Bees under Bombardment: Time for Plan Bee

Abstract

Current scientific evidence demonstrates that a sixth major extinction of biological diversity event is underway. The Earth is losing between one and ten percent of biodiversity per decade, mostly due to habitat loss, pest invasion, pollution, climate change, over-harvesting and disease. Certain natural ecosystem services, which are vital for human societies, are under stress.

In its recent report Global Honey Bee Colony Disorder and Other Threats to Insect Pollinators, the United Nations Environment Programme (UNEP) has brought together and analyzed the latest science on the emerging decline of honey bee colonies across many parts of the globe. It indicates that bees are early warning indicators of wider impacts on animal and plant life and that measures to boost pollinators could not only improve food security but also the fate of many other economically and environmentally-important plants and animals. The study underlines that multiple factors are at work linked with the way humans are rapidly changing the conditions and the ground rules that support life on Earth. Habitat degradation, parasites (e.g. Varroa Destructor) and pests, air pollution, electromagnetic fields, herbicides, pesticides and insecticides (e.g. neonicotinoids such as Imidacloprid) all contribute to the decline of bee colonies. The managment of hives may also be adding to the problem.

It is time to revalue the world and worth - economically and ecologically - of insects and other small organisms for the very existence of Earth and human life itself. Their importance for the environment and food supply is enormous. Farmers, industries, tourism should shift to a "Green Economy", a transition to a low carbon, resource-efficient economy. Part of that transition should include investing and re-investing in the world's natural ecosystem services, such as the often invisible, multitrillion dollar services of bees and other pollinators.
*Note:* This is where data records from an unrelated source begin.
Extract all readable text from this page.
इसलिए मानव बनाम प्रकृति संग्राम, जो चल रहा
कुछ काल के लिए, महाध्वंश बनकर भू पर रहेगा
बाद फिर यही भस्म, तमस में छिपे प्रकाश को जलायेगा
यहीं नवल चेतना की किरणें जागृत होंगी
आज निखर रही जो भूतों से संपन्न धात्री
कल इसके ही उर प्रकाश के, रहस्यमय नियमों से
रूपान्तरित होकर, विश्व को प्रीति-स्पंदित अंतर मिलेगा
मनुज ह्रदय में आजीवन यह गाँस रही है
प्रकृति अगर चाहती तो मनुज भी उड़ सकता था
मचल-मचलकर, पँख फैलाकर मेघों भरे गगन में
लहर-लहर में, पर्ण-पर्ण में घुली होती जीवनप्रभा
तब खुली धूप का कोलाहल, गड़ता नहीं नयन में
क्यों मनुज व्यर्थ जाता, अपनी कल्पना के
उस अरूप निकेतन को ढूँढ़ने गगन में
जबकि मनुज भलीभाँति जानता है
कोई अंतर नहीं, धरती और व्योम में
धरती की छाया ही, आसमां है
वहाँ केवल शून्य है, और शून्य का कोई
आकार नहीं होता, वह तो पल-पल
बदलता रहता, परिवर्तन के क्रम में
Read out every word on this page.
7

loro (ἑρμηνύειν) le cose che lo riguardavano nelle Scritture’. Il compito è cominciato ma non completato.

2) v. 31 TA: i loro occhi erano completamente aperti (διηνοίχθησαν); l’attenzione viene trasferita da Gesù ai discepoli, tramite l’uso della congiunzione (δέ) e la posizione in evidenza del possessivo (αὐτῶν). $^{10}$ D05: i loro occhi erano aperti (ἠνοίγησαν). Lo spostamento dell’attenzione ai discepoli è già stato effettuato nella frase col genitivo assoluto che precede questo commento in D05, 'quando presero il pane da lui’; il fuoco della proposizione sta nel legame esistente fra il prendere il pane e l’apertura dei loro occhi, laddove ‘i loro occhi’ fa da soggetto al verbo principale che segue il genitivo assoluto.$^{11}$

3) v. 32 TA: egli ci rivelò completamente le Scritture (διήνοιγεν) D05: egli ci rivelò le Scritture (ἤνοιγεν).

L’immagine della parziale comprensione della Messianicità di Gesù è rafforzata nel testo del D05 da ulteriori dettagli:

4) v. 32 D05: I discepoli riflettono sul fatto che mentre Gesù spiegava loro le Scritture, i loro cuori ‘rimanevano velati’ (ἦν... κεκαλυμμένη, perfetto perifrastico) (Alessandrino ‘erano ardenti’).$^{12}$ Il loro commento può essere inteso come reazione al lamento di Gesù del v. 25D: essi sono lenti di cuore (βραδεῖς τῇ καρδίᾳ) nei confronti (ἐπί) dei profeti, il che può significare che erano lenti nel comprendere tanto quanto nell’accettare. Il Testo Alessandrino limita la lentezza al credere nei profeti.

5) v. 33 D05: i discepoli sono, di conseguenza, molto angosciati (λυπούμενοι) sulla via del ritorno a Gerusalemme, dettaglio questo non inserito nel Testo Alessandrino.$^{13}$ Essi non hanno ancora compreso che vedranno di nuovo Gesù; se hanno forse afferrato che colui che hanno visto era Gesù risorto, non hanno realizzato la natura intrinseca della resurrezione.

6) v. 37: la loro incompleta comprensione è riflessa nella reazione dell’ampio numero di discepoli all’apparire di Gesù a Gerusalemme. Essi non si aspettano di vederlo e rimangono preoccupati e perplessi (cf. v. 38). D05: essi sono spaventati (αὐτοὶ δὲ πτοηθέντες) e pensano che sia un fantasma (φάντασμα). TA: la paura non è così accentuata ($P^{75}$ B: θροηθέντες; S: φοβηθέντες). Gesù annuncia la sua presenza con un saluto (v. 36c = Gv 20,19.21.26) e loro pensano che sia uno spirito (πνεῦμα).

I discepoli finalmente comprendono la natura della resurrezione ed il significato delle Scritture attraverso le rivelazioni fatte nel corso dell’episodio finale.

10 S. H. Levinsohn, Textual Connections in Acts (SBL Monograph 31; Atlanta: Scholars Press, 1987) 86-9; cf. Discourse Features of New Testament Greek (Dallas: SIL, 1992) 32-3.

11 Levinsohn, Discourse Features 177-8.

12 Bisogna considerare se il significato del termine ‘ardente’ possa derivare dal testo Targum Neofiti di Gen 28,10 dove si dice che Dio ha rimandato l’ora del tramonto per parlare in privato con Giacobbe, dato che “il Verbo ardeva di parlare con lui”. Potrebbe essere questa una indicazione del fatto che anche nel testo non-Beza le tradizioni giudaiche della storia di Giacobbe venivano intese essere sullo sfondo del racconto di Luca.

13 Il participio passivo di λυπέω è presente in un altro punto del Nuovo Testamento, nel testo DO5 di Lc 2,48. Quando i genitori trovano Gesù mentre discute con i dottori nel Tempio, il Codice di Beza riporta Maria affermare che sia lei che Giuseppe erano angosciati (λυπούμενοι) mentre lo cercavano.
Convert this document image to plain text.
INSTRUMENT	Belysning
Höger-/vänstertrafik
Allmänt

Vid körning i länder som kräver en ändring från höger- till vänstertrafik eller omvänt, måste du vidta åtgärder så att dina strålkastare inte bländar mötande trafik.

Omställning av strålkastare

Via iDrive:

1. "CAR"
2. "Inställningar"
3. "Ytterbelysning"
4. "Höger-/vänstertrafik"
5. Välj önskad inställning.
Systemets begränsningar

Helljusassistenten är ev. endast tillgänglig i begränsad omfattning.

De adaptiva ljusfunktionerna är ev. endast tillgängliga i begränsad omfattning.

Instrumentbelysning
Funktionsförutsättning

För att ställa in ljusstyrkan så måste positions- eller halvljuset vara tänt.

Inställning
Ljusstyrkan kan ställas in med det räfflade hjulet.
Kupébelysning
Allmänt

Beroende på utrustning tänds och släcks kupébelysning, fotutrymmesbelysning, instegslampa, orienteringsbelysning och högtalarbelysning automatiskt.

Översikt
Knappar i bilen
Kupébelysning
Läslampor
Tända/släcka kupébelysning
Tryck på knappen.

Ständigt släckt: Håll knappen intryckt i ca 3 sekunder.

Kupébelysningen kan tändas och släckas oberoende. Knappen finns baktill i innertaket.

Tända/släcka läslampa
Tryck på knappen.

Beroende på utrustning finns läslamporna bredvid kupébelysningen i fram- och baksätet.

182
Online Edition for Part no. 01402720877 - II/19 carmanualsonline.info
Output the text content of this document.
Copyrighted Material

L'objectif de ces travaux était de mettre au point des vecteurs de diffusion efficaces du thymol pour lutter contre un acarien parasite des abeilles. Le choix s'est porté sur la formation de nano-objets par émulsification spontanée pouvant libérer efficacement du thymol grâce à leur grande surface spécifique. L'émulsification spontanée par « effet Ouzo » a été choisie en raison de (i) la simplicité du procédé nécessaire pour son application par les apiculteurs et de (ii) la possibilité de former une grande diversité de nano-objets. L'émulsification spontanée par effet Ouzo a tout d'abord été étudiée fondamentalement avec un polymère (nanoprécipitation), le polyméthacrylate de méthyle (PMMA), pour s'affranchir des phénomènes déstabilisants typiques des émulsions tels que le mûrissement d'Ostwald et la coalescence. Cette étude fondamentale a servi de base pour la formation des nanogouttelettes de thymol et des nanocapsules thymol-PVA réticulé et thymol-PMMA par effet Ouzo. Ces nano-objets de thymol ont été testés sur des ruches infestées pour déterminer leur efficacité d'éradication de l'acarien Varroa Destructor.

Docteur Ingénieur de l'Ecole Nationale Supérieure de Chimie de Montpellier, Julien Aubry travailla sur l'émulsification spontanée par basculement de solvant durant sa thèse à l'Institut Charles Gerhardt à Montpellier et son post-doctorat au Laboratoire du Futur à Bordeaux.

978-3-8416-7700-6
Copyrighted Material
Next year the nations of the world will gather again in Rio de Janeiro, 20 years after the Rio Earth Summit, to evolve international efforts to achieve sustainable development. Rio+20 will be a great opportunity to turn the tide.

In the 1920s Rudolf Steiner, the philosopher and founder of the biodynamic method of agriculture, predicted that industrial agriculture would cause the extinction of the bee in the early 21st century. Let's hope otherwise.